Power Systems Best Practices

Edit: This is still a good document, but the link keeps changing.

Originally posted April 23, 2013 on AIXchange

Recently I received this set of slides from Fredrik Lundholm covering best practices for Power Systems with AIX. I’ll cover a few highlights, though honestly, I could discuss every slide. The information here is that valuable. So I highly recommend taking take the time to view the entire thing.If you download his slides, be sure to look at the notes. For example on page 7 where he discusses a virtualized system design, the notes contain a couple of links relating to Entitled Software Support, including this ESS how-to guide.

Page 8 lists guidelines for capacity planning. Fredrik points out the rational starting places for your CPU and LPAR weights if no information is provided. The fact that you can make reasonable guesses without a ton of workload information just reminds me how forgiving this platform is. If things change, CPU and memory settings can be easily adjusted. Whole physical adapters can even be added or removed if necessary.

Page 9 covers firmware and using Microcode Discovery service and FLRT.

Page 11 tells you where to get fixes for the VIO server. The notes cover items that have been fixed in each release.

Page 12 covers network best practices. The notes contain a link to a step by step network configuration guide.

Page 13 shows a nice diagram of a shared Ethernet adapter load sharing configuration that is available in VIOS 2.2.1+.

Page 14 shows the recommended architecture when more than one VLAN is used.

Page 15 features a reminder about SEA and virtual Ethernet interfaces. Be sure to select large send and large receive; it’s not the default setting.

            For all SEA interfaces, chdev -l entX -a largesend=1   (survives reboot)

            For all SEA interfaces, chdev -l entX -a large_receive=1   (survives reboot)

Page 17 covers storage and the need to ensure that the correct multi-path drivers are installed.Page 18 has a nice picture illustrating how the configured machines will look.

Page 19 covers setting up fc_err_recov and dyntrk, along with setting up no_reserve and round_robin.

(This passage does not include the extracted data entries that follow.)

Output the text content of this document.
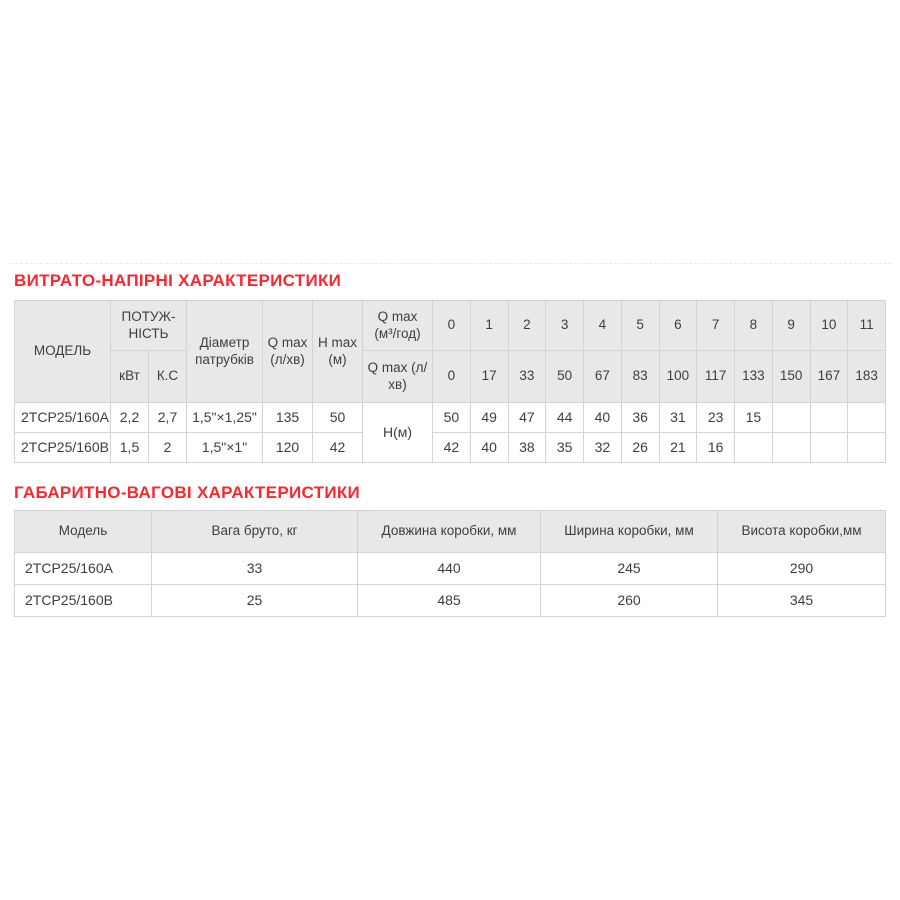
ВИТРАТО-НАПІРНІ ХАРАКТЕРИСТИКИ
МОДЕЛЬ	ПОТУЖ-НІСТЬ		Діаметр патрубків	Q max (л/хв)	H max (м)	Q max (м³/год)	0	1	2	3	4	5	6	7	8	9	10	11
	кВт	К.С				Q max (л/хв)	0	17	33	50	67	83	100	117	133	150	167	183
2TCP25/160A	2,2	2,7	1,5"×1,25"	135	50	Н(м)	50	49	47	44	40	36	31	23	15			
2TCP25/160B	1,5	2	1,5"×1"	120	42		42	40	38	35	32	26	21	16				
ГАБАРИТНО-ВАГОВІ ХАРАКТЕРИСТИКИ
Модель	Вага бруто, кг	Довжина коробки, мм	Ширина коробки, мм	Висота коробки,мм
2TCP25/160A	33	440	245	290
2TCP25/160B	25	485	260	345
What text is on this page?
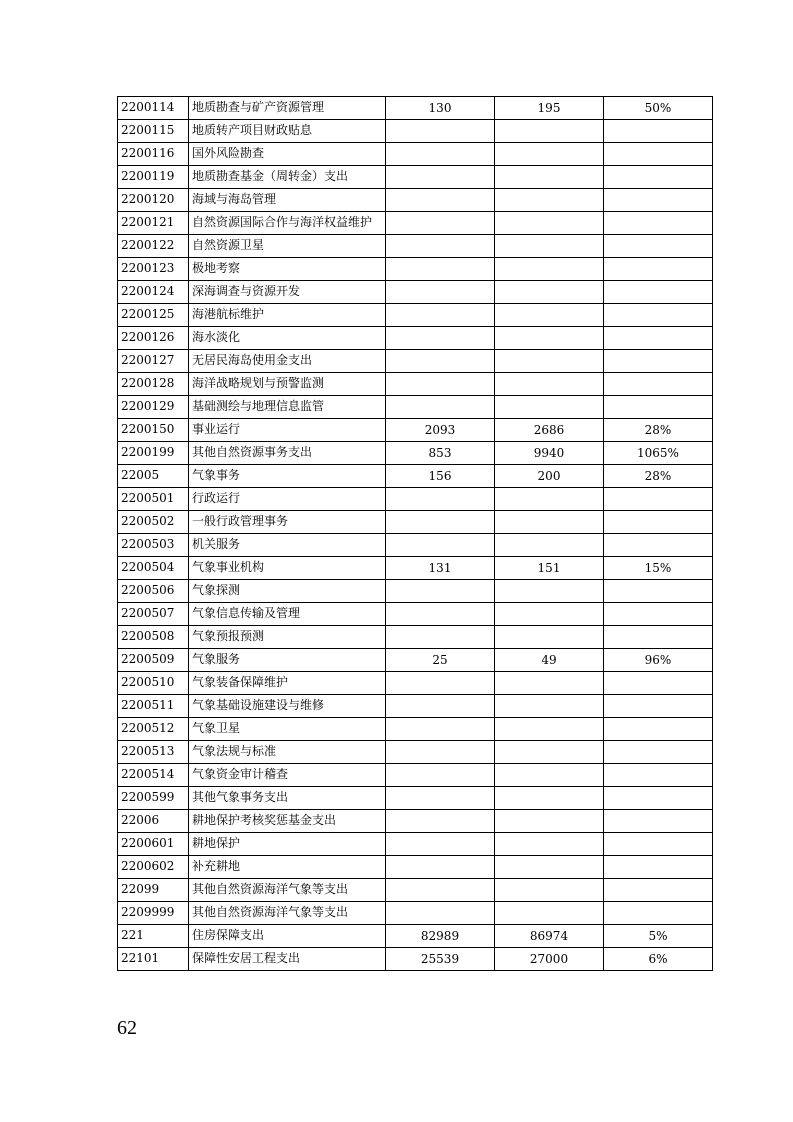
2200114	地质勘查与矿产资源管理	130	195	50%
2200115	地质转产项目财政贴息			
2200116	国外风险勘查			
2200119	地质勘查基金（周转金）支出			
2200120	海域与海岛管理			
2200121	自然资源国际合作与海洋权益维护			
2200122	自然资源卫星			
2200123	极地考察			
2200124	深海调查与资源开发			
2200125	海港航标维护			
2200126	海水淡化			
2200127	无居民海岛使用金支出			
2200128	海洋战略规划与预警监测			
2200129	基础测绘与地理信息监管			
2200150	事业运行	2093	2686	28%
2200199	其他自然资源事务支出	853	9940	1065%
22005	气象事务	156	200	28%
2200501	行政运行			
2200502	一般行政管理事务			
2200503	机关服务			
2200504	气象事业机构	131	151	15%
2200506	气象探测			
2200507	气象信息传输及管理			
2200508	气象预报预测			
2200509	气象服务	25	49	96%
2200510	气象装备保障维护			
2200511	气象基础设施建设与维修			
2200512	气象卫星			
2200513	气象法规与标准			
2200514	气象资金审计稽查			
2200599	其他气象事务支出			
22006	耕地保护考核奖惩基金支出			
2200601	耕地保护			
2200602	补充耕地			
22099	其他自然资源海洋气象等支出			
2209999	其他自然资源海洋气象等支出			
221	住房保障支出	82989	86974	5%
22101	保障性安居工程支出	25539	27000	6%
62
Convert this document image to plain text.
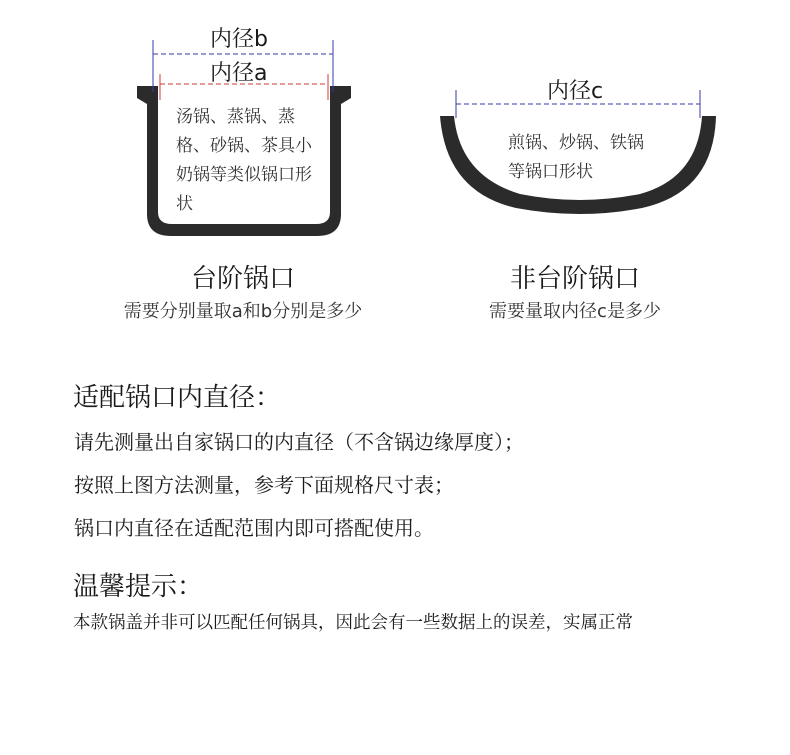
内径b
内径a
汤锅、蒸锅、蒸格、砂锅、茶具小奶锅等类似锅口形状
台阶锅口
需要分别量取a和b分别是多少
内径c
煎锅、炒锅、铁锅等锅口形状
非台阶锅口
需要量取内径c是多少
适配锅口内直径：
请先测量出自家锅口的内直径（不含锅边缘厚度）；
按照上图方法测量，参考下面规格尺寸表；
锅口内直径在适配范围内即可搭配使用。
温馨提示：
本款锅盖并非可以匹配任何锅具，因此会有一些数据上的误差，实属正常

From page 20: To allow graceful round robin load balancing over multiple paths, set timeout_policy to fail_path for all physical hdisks in the VIO server:

            # chdev –l hdisk0 –a timeout_policy = fail_path

Page 21 has links to documentation for installing AIX. Page 22 has a nice chart illustrating good choices for running AIX. The red green and yellow color coding are intended to help you decide which TL to run.

Page 23 lists AIX tuning and values that should be changed.

Page 24 covers AIX 5.3 memory tuning.

Page 26 has a nice tip: Largesend increases virtual Ethernet throughput performance and reduces processor utilization. Starting with AIX 6.1 TL7 sp 1 and AIX 7.1 sp 1, the operating systems that supports the mtu_bypass attribute for the shared Ethernet adapter provide a persistent way to enable the largesend feature. To determine if the operating system supports the mtu_bypass attribute, run the following lsattr command [lsattr -El enX |grep by_pass]. If the mtu_bypass attribute is supported, the… command will return:

            mtu_bypass off Enable/Disable largesend for virtual Ethernet True

            Enable largesend on all AIX en interfaces through:

            chdev -l enX -a mtu_bypass=on

Page 27 shows the recommended vSCSI parameters on each client partition. Page 28 covers vSCSI Queue Depth tuning for different disk subsystems.

There is also a section on PowerHA. It’s recommended that new deployments go with PowerHA 7.1. Page 31 covers I/O pacing with PowerHA.

An FAQ starts on page 32. Here’s a tip I like:

            Q: How do I run nmon to collect disk service times, top process cpu consumption, etc?

            A: STG Lab services recommends the following parameters for nmon data collection:

            /usr/bin/nmon –M -^ –f –d –T –A –s 60 –c 1435 –m /tmp/nmonlog

            This will invoke nmon every minute and continue for 24 hours capturing vital disk access time data along with top processes.

            -d includes the Disk Service Time section in the view

            -T includes the top processes in the output and saves the command line arguments into the UARG section

            -^ includes the Fibre Channel (FC) sections

            On the HMC, there is an “Allow performance information collection” checkbox on the processor configuration tab. Select this checkbox on the partition that you want to collect this data. If you are using IVM… use the lssyscfg command, specifying the all_perf_collection (permission for the partition to retrieve shared processor pool utilization) parameter. Valid values for the parameter are 0, do not allow authority (the default) and 1, allow authority.

Starting on page 36 there are reference documents to older information, which may still be helpful for certain environments.

This is a fantastic set of slides with current, real world information and suggestions.